W II wojnie światowej cieszyły się uznaniem zwłaszcza na froncie wschodnim. Sowiecka doktryna wojenna widziała głównie w lotnictwie latająca artylerię, mającą wspierać działania jednostek naziemnych. Najbardziej ich charakterystyczną maszyną tego rodzaju była sławna ,, czarna śmierć’’ – Iljuszyn Ił-2.

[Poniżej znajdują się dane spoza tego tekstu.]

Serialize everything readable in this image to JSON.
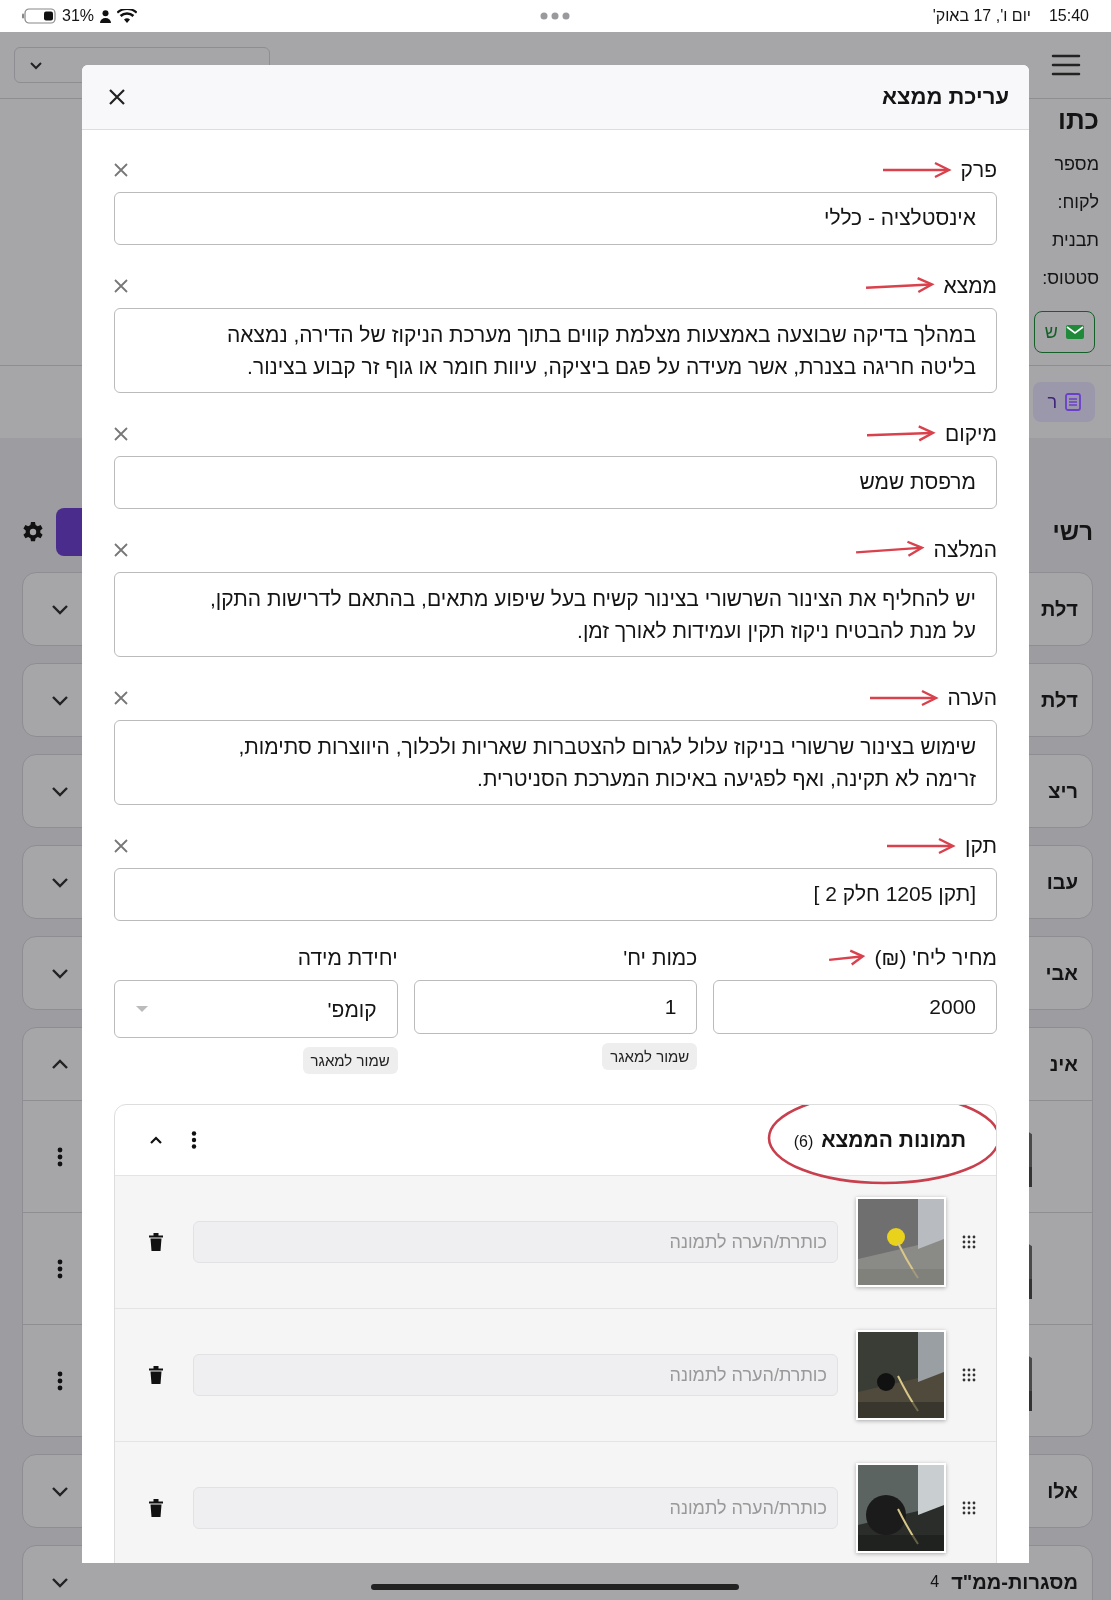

Po wojnie ta koncepcja użycia sił powietrznych nadal nie straciła na aktualności. W tym celu Sowieci stworzyli ogromny helikopter Mil Mi-24. Miał również wspierać ewentualne natarcie wojsk pancernych w stronę Zachodu. Potężnie opancerzony i uzbrojony potrafił zabrać także kilku żołnierzy na pokładzie. Podczas działań w Afganistanie mudżahedini nadali mu złowrogi przydomek ,, rydwan szatana’’.
Zachód również miał swoje maszyny szturmowe. Amerykanie w czasie II WŚ często wykorzystywali myśliwce o solidnej konstrukcji jak np. P-47 do atakowania celów naziemnych. W Wietnamie wymyślono także ,,latające kanonierki’’ czyli np. samoloty transportowe C-130 Hercules, wyposażone w artylerię oraz broń maszynową. Także śmigłowce Chinook pełniły taką rolę. Na tym teatrze działań Amerykanie stworzyli także swój pierwszy śmigłowiec przeznaczony wyłącznie tylko do działań szturmowych – Cobrę. Latała ona często w eskorcie helikopterów transportowych Uh-1, osłaniając je przed ogniem z ziemi. Wietcong przezwał ją ,, szepczącą śmiercią’’.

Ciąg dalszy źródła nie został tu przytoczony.